La ingratitud como valor se justifica en el caso de los jueces, especialmente cuando son designados mediante procedimientos en los cuales intervienen actores del Estado a quienes están llamados a controlar. Tal “deber de ingratitud” encierra una contradicción en sus propios términos, por cuanto el deber se contrae a una dimensión positiva. Por el contrario, la idea de ingratitud posee una connotación negativa. A esto se le llama oxímoron en retórica y no es más que la combinación de dos palabras o expresiones de significado opuesto y que dan lugar a un sentido nuevo.

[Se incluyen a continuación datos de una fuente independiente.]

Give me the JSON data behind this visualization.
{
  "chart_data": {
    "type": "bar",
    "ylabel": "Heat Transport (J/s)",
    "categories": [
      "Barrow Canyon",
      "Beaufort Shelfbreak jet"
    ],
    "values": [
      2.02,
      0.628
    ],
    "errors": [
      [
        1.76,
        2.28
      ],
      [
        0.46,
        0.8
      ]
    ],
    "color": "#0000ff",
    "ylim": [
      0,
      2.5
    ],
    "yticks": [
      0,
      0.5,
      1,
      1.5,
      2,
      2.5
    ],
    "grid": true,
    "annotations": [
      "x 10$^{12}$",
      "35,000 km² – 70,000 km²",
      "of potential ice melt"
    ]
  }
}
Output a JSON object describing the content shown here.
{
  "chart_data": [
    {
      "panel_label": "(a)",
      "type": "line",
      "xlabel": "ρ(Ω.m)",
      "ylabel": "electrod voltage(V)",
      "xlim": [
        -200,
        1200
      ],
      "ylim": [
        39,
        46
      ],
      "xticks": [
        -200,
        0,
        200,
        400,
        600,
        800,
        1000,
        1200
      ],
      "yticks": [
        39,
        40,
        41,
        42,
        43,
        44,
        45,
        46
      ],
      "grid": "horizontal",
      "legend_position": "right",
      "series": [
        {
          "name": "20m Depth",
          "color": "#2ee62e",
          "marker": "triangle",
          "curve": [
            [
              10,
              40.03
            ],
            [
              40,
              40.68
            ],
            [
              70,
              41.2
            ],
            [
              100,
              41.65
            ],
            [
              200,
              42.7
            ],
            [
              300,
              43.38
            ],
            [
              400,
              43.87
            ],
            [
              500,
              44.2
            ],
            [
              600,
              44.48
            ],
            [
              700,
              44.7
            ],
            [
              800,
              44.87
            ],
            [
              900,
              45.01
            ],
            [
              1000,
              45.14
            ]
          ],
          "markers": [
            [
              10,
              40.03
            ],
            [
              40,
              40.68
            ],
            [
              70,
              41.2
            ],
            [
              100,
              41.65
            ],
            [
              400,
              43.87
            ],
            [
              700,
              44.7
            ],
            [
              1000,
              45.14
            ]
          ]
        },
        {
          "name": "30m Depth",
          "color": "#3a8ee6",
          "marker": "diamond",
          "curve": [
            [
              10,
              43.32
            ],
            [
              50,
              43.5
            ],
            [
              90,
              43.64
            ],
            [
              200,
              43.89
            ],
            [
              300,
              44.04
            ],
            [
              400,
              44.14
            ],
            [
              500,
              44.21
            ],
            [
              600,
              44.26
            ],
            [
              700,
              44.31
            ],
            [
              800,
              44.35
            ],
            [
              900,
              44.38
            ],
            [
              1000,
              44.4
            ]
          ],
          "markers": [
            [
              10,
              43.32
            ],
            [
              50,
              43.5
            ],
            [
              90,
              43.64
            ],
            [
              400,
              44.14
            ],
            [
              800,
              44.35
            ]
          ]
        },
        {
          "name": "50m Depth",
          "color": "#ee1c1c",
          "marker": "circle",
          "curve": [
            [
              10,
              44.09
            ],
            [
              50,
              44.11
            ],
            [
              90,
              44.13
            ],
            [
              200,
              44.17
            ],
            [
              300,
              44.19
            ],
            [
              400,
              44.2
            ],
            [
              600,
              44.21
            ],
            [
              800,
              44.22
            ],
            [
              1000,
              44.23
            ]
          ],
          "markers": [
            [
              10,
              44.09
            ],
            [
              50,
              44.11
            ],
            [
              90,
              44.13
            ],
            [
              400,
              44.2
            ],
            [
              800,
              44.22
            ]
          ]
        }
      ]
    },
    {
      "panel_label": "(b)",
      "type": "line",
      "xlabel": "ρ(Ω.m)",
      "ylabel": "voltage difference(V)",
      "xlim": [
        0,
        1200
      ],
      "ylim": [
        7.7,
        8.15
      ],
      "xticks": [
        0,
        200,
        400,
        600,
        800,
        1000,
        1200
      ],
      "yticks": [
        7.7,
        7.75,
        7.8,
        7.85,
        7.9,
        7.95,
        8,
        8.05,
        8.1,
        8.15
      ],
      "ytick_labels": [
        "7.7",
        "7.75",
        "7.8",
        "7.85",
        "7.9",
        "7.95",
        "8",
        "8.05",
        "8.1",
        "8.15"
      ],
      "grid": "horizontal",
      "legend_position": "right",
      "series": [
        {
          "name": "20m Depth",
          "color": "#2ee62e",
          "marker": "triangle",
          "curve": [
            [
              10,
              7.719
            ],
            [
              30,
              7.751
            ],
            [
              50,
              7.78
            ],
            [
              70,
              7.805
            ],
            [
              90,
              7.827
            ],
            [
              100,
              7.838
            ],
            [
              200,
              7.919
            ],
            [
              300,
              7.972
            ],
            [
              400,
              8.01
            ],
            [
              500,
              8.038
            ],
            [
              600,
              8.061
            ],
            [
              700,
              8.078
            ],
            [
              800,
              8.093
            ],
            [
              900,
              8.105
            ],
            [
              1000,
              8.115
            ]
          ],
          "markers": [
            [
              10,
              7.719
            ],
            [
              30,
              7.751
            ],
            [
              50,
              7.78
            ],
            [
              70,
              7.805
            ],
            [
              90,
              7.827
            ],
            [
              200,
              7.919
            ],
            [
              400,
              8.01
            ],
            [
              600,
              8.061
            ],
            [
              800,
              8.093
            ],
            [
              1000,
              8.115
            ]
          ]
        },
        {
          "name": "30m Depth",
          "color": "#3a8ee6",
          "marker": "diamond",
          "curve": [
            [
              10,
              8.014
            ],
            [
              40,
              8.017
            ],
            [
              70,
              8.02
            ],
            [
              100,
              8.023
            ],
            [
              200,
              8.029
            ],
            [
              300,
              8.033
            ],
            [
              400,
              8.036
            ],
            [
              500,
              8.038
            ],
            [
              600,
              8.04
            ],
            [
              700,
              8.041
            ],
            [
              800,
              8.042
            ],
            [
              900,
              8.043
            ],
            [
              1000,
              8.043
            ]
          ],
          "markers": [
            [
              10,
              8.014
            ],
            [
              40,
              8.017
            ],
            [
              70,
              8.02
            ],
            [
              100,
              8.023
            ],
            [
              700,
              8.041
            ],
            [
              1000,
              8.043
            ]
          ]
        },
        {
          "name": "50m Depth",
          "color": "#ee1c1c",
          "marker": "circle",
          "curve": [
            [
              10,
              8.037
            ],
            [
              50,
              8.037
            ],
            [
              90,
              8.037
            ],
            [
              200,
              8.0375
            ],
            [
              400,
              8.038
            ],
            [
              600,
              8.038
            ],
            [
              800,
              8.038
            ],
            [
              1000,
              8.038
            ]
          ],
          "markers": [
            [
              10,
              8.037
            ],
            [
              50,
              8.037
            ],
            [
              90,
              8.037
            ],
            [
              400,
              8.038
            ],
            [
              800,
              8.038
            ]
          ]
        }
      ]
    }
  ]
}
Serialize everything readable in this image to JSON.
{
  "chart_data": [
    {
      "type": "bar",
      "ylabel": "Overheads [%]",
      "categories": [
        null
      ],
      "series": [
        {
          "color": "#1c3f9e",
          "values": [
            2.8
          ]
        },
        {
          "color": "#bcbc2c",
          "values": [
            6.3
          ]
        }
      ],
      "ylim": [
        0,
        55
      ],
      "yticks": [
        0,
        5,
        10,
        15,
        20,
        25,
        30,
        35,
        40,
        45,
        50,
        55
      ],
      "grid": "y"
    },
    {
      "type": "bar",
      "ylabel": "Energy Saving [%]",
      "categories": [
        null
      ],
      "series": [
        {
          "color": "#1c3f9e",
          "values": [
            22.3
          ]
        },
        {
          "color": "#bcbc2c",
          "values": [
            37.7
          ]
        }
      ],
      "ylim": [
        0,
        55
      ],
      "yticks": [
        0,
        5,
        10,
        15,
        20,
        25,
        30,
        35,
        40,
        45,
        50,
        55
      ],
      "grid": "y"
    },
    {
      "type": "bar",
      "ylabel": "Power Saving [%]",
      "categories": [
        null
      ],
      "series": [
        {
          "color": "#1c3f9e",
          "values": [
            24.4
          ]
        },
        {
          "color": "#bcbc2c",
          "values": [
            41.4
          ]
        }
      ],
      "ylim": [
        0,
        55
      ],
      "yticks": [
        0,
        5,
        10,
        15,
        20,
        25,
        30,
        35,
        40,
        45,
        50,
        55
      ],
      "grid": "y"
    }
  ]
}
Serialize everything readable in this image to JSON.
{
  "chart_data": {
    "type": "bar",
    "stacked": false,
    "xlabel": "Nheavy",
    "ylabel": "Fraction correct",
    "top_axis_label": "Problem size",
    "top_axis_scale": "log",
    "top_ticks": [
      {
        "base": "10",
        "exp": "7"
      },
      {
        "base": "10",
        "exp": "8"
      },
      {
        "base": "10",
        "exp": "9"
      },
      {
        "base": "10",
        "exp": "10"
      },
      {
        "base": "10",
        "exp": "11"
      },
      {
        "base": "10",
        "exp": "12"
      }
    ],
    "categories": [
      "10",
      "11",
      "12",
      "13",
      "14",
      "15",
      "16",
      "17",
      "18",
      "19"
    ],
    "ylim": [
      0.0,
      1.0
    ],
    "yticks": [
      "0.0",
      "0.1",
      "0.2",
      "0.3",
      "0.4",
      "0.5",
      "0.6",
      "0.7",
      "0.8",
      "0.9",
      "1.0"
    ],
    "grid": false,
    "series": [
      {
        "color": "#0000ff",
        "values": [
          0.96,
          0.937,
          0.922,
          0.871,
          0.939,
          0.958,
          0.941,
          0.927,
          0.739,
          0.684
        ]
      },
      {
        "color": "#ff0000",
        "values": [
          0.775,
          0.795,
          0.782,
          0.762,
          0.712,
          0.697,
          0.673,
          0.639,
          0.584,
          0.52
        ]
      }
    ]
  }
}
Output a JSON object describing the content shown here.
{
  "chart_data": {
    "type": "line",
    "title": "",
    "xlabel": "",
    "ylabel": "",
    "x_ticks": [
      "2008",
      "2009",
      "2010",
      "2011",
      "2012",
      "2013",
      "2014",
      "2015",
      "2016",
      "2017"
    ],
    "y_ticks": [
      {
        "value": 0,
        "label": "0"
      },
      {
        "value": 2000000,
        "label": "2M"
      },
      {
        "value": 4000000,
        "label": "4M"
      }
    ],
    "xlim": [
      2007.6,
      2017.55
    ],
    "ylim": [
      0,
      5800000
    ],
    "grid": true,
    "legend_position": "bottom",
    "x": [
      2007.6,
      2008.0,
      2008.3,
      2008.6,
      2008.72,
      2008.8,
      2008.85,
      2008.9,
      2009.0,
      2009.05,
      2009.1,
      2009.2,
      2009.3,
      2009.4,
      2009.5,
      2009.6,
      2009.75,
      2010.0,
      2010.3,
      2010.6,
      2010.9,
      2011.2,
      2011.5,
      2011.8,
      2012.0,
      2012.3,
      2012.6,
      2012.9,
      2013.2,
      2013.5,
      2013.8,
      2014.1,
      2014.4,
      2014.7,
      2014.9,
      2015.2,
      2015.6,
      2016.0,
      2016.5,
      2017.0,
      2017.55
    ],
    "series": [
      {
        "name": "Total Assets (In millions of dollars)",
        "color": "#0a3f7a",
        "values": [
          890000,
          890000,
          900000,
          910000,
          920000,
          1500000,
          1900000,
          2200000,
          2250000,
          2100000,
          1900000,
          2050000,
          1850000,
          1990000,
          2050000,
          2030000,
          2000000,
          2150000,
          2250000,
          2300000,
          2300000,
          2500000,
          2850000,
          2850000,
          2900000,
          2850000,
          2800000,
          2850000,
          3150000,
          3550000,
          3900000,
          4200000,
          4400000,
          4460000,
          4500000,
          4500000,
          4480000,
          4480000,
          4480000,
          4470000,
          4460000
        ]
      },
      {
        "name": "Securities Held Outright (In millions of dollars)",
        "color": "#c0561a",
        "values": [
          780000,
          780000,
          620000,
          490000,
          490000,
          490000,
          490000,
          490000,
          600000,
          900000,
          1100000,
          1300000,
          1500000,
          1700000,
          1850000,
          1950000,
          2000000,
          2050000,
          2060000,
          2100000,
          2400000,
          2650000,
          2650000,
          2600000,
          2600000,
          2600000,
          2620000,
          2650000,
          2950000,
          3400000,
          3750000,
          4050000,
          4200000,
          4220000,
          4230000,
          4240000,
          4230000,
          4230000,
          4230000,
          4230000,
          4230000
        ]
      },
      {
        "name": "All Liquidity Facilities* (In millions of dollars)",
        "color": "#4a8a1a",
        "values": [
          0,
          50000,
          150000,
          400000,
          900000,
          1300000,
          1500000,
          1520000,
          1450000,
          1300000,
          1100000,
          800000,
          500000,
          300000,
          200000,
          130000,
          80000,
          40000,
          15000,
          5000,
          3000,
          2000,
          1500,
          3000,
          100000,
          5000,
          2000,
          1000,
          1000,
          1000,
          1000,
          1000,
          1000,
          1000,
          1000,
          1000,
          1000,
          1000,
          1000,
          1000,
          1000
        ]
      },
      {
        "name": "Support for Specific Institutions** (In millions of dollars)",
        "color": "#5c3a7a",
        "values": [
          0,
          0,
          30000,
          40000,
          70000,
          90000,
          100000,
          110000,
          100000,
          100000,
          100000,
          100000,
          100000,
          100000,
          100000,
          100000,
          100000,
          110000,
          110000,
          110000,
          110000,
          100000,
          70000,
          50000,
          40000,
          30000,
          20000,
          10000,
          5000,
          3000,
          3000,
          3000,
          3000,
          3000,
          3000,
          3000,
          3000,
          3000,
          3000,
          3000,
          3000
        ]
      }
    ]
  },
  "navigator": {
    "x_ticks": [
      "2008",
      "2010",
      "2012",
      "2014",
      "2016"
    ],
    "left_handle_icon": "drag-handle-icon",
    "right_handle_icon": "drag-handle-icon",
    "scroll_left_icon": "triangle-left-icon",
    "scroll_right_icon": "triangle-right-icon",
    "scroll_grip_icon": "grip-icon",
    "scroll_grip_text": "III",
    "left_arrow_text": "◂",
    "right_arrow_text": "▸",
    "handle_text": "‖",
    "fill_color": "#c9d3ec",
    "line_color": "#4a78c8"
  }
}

Sin lugar a dudas, la elección de los jueces de la Suprema Corte de Justicia, el Tribunal Constitucional y el Tribunal Superior Electoral es en parte política, de ahí la importancia de que ese deber cívico de ingratitud se convierta en un mecanismo para preservar su independencia e imparcialidad, condiciones indispensables para realizar apropiadamente sus funciones. Y es que a pesar de que los jueces son designados por el Consejo Nacional de la Magistratura, organismo que integra actores de los poderes públicos, incluido al procurador general de la República, estos no deben responder con lealtad o agradecimiento a estos poderes o funcionarios, sino que la lógica de su actuación siempre ha de ser la defensa del Estado de Derecho y de los Derechos Humanos.

En la década de los ochentas, ese deber de ingratitud de los jueces fue expuesto por Robert Baldinter, un cercano colaborador del entonces presidente de Francia François Mitterrand, quien lo nombró como presidente del Consejo Constitucional francés, que es el equivalente al Tribunal Constitucional de la República Dominicana. Baldinter, al ser cuestionado por su cercanía con su exjefe Mitterrand respondió que el primer deber que tenía como juez constitucional era el "deber de ingratitud". Pasados los nueve años en el cargo, Baldinter demostró fehacientemente su ingratitud frente a Mitterrand, ejerciendo sus funciones con absoluta independencia.

Una vez elegidos, los jueces solo deben estar comprometidos con el cumplimiento de la Constitución y las leyes, ser leales al interés general, contribuyendo desde sus posiciones a la paz social y a la convivencia democrática, por tanto, no asumen deudas ni obligaciones respecto de quienes los nombraron. De igual manera, los miembros del Consejo Nacional de la Magistratura, así como los líderes políticos, deben tener claro que haber incidido en la elección de los jueces y juezas de las altas cortes no les da derecho a pretender influir en su ejercicio jurisdiccional.

Finalizo mis reflexiones con una frase del gran maestro latinoamericano don Eduardo J. Couture, en la que apela a favor de una justicia en relación apropiada con la política: "De la dignidad del juez depende la dignidad del Derecho. El Derecho valdrá, en cada lugar y momento, lo que valgan los jueces como hombres”.